An interesting thing happened at work today — well interesting for me at least since I dig bits of math that most find dreadful.

A co-worker averaged some averages. Well, not exactly, but it’s close enough that the discussion here holds. (If you want to get super technical he averaged P90 numbers)

The end result looked questionable. Looking at the numbers visually would lead to you think the answer was around 1.5. The average was around 8. So, what went wrong?

The reason things broke is that in averages (or Pnn) the function operates over the whole of the input data. For averages, you need to take the sum of all of the inputs and then divide by the count. If you sum averages the weight of each sample can be skewed substantially.

Take for instance this set of lists:

  • 1, 2, 3, 4, 5
  • 3, 3, 3, 3, 3
  • 25

The averages of each list is (3, 3, 25). If you average the averages the answer is 10.333.

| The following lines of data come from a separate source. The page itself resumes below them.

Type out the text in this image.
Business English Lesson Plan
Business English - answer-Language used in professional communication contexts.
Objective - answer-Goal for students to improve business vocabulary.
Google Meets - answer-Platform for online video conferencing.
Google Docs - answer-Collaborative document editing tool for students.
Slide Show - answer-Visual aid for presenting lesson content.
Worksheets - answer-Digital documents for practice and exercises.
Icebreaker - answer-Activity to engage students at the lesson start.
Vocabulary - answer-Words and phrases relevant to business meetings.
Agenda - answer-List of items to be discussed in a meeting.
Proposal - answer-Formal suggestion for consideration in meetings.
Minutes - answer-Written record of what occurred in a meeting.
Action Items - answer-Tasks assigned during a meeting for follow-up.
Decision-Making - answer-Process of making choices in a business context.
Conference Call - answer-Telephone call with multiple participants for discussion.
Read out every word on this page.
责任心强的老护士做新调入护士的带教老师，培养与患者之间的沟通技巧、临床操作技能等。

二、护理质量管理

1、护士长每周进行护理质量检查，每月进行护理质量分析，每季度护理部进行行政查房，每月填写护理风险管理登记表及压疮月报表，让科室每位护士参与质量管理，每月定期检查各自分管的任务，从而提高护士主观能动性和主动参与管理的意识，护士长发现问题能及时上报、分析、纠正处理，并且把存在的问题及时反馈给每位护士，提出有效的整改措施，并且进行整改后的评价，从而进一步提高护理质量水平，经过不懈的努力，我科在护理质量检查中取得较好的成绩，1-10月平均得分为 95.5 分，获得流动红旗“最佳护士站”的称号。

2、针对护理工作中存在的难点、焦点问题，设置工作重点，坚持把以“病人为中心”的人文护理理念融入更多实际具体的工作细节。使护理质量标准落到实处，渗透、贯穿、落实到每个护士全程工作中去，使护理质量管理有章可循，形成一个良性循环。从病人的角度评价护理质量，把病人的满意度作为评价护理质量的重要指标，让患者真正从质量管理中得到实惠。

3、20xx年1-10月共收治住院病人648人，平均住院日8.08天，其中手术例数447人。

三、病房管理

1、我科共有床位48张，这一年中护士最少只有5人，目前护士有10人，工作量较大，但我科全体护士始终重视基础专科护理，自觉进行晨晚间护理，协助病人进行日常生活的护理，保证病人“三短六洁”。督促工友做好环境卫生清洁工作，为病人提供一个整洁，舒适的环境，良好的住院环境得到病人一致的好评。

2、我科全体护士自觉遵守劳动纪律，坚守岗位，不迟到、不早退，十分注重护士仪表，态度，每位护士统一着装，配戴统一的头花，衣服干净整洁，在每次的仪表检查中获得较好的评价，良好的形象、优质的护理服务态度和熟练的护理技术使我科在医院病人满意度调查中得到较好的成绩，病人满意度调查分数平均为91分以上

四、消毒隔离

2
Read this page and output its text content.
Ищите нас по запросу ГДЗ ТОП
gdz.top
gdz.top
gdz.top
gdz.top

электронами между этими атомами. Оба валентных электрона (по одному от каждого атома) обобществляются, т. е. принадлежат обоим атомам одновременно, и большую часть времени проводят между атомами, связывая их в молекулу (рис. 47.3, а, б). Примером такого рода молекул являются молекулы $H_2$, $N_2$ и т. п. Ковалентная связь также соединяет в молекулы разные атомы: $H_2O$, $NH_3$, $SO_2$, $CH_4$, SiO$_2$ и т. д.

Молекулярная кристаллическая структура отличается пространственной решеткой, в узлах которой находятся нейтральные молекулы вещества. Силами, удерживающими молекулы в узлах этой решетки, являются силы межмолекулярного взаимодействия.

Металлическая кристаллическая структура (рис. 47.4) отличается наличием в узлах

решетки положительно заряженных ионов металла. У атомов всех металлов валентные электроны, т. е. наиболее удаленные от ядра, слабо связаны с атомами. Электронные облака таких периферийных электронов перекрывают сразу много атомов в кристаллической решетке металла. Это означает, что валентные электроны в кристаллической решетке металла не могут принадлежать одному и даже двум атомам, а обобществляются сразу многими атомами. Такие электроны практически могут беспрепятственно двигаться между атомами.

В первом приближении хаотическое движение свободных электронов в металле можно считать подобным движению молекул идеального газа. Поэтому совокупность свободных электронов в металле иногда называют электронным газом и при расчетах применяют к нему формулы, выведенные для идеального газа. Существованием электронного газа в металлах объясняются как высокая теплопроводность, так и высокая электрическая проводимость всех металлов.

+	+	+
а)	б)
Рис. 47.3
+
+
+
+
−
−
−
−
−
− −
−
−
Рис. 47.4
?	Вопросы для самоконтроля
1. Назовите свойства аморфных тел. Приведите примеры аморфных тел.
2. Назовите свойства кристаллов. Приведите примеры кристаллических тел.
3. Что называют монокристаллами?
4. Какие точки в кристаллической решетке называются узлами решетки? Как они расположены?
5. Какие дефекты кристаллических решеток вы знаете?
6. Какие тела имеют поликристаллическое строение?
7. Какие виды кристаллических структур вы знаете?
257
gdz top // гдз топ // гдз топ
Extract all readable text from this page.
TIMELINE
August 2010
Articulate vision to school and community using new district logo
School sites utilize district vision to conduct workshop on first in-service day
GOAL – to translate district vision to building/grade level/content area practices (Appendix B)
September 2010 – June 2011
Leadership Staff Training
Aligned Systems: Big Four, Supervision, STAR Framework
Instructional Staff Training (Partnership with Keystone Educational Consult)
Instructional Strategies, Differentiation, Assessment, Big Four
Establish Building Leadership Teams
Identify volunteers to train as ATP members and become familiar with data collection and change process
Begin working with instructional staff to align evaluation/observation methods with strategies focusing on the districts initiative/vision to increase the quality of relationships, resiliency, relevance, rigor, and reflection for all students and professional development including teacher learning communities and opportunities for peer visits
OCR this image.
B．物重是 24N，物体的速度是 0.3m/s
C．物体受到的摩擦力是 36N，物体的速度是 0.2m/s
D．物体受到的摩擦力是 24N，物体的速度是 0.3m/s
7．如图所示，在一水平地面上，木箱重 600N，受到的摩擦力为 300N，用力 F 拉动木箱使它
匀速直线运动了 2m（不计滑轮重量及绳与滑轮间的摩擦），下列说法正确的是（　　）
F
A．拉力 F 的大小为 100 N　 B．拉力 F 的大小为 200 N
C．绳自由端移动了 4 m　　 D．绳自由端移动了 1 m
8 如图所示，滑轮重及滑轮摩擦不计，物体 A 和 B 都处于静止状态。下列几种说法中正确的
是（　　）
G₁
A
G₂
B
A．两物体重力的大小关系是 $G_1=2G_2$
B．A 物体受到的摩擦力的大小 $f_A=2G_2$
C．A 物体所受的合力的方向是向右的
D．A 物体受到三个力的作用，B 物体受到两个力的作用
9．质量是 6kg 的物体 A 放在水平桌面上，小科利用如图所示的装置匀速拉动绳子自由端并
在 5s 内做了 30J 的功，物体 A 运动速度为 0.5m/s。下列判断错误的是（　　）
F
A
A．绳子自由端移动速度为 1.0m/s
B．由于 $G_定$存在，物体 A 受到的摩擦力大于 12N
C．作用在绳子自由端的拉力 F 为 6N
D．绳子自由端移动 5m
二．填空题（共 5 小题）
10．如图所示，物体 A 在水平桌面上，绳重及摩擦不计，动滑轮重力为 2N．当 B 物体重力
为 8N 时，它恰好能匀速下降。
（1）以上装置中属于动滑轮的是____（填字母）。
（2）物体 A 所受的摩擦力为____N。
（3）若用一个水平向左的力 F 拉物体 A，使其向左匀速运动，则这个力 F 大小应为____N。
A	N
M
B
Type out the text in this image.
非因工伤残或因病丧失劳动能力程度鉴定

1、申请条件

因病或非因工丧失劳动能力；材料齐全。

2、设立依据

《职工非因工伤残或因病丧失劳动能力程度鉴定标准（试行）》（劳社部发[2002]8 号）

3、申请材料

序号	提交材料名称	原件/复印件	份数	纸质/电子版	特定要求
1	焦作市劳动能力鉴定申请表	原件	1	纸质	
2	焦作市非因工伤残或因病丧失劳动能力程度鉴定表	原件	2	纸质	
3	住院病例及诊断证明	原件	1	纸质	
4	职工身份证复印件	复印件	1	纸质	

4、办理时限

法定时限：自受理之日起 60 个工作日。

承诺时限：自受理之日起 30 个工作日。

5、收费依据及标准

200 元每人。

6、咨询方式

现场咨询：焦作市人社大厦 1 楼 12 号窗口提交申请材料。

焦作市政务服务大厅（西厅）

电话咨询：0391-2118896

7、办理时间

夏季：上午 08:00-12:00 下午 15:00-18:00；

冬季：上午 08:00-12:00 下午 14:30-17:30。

If, however, you average the numbers individually, the true average is 5.

25 in the first case was effectively given five times the weighting of any of the other numbers that are being averaged.

In the P90 case you have a trimmed exceedance probability. Any outliers in the entirety of the dataset would be trimmed. If one simply averages P90s, you wind up with the outliers in one bucket skewing the results disproportionately.

Just something to keep in mind in case you’re dealing with things like this.